On June 10th, 2016, the construction of Cylindrical Drift Chamber (CDC) for the COMET experiment was finished.
On March 2015, the outer cylinder of the CDC was carried into Fuji experimental hall. Since then, the COMET CDC group, mainly led by Osaka University, carried out the stringing of wires inside the detector for almost half a year. The number of wires used in the detector is about 20,000. The researchers measured its tension one by one. If they found the one which does not meet the criteria, they had to replace it.
After the wire stringing, the drift chamber was sealed through the installation of its inner cylinder wall on June 10th. The gap between the endplates and the inner cylinder of the CDC is only 250 microns (0.25mm). Therefore the installation of the inner wall had to be performed with great care. Finally, it safely finished without any damage the internal wires and CDC itself.
Following this, the research team will check for gas leaks, and will then move on to test the detector using cosmic ray muons.
Below are some highlights from the CDC construction process.
It took half a year to string
It took almost half a year to string about 20,000 wires since it had to be done one by one by hand work.

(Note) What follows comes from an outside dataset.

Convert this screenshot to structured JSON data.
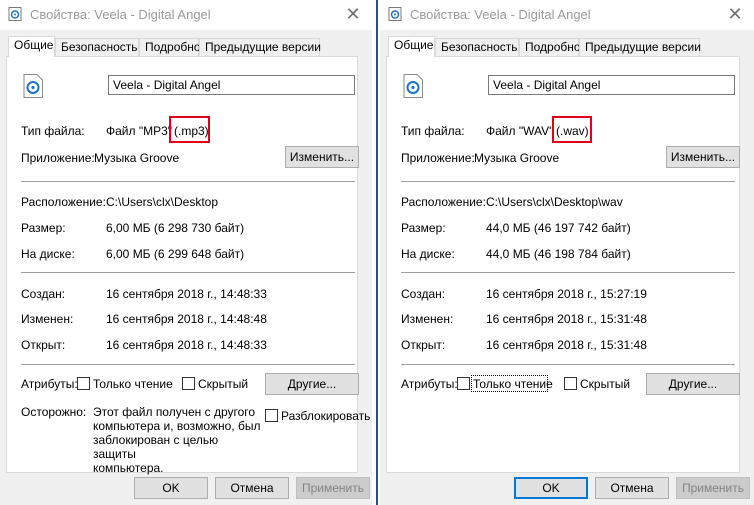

A gold-coated tungsten wire with a diameter of 25 microns for applying a high voltage, and the aluminum wire with a diameter of 125 microns around the tungsten wire are streched inside the detector. Although the tension applied per wire is approximately 50 and 80 grams respectively, the total tension of all the wire becomes about 1.4 tons !
The outer cylinder, made of 5 mm thickness CFRP (carbon-fiber-reinforced plastic), has to support the load. The deformation due to the load was calculated by computer simulation and taken into account when designing its structure.
The researchers checked the wire status whether if snapped off or entangled on the way, and the wire tension. The tension measuement was performed at the end of the day after stringing and the tension of all wires were re-measured after finishing all stringing.
Installation of the inner cylinder
After cleaning the inside CDC, the inner cylinder was installd on June 10th, 2016. A gap between the endplates and the inner cylinder of the CDC is only 250 microns (0.25mm). So the researchers worked very carefully, bringing down the clylinder along the support guide slowly using crane.
Finally, the installation finished safely without any damage to the internal wires and CDC itself.
By bolting the endplate and the inner cylinder rings, and sealing the gap with the RTV rubber, the CDC detector has finally completed ! After completion, the detector is transverse-mounted in the clean room same as in the COMET experiment in the future by rotating in the air with a crane.
Gas leak test
The detector needs to be filled with helium-based mixed gas for operation. It is necessary to identify the actual gas leakage level although the the detector is designed and manufactured without causing any gas leak. We specify the point of the leakage using helium detector, and fix with silicone rubber.
Cosmic ray test
We plan to evaluate the performance of the detector using cosmic ray muons. We will proceed the preparations and try to draw out the maximum performance before the experiment begins.
Transportation to the Tokai Campus
After completing the cosmic-ray test with sufficient event statistics, we will transport the chamber to the Hadron Hall in Tokai campus about 100 km away from Tsukuba campus. We must take extra care not to damage the chamber while transportation. It will be the last big job for the CDC.
Prospects of the COMET experiment
Completion of the CDC is the first step for the COMET experiment along its long way to succesfull result.
“First, we would like to express great thanks to all the cooperation from KEK, instutitions and companies, which enabled completion of the conctruction, today.“ Dr. Hisataka Yoshida, Assistant Professor of Osaka University, who is in charge of the construction in the COMET CDC group, commented, “In the last fiscal year, we made the CDC prototype, which has 84 readout wires at most, but this real CDC has increased to 4986 wires. We need more complex and large-scaled analysis. Although the difficulties will increase for sure, we are really excited and looking forward to take new data with new detector.“
Stay tuned with the COMET experiment to explore the muon-electron conversion process !
The way to the COMET CDC completion
COMET experiment is one of the muon rare decay experiments which searches for so-called “muon electron conversion” process. This process violates the law of charged lepton flavor conservation. COMET is an international collaboration of 41 institutions from 15 countries.
Since the muon electron conversion process is strongly prohibited by the Standard Model of Particle Physics, if discoverd, it definitely will be an evidence for New Physics and will open the door to a new era of particle physics.
The experiment is scheduled to start around 2018, utilizing the high intensity proton beam created by J-PARC accelerator at Tokai campus. It is expected to measure branching ratio with the highest sensitivity and aims for the first discovery of the muon rare decay.
The CDC stands for Cylindrical Drift Chamber, which measures a momentum of particles such as electrons. It is the most important detector for the first season of the COMET experiment (we call it COMET Phase-I). The construction of the detector, simulation study and performance test with the prototype chamber were conducted by the COMET CDC group mainly led by Osaka University so far. The construction of the real CDC detector is about to complete.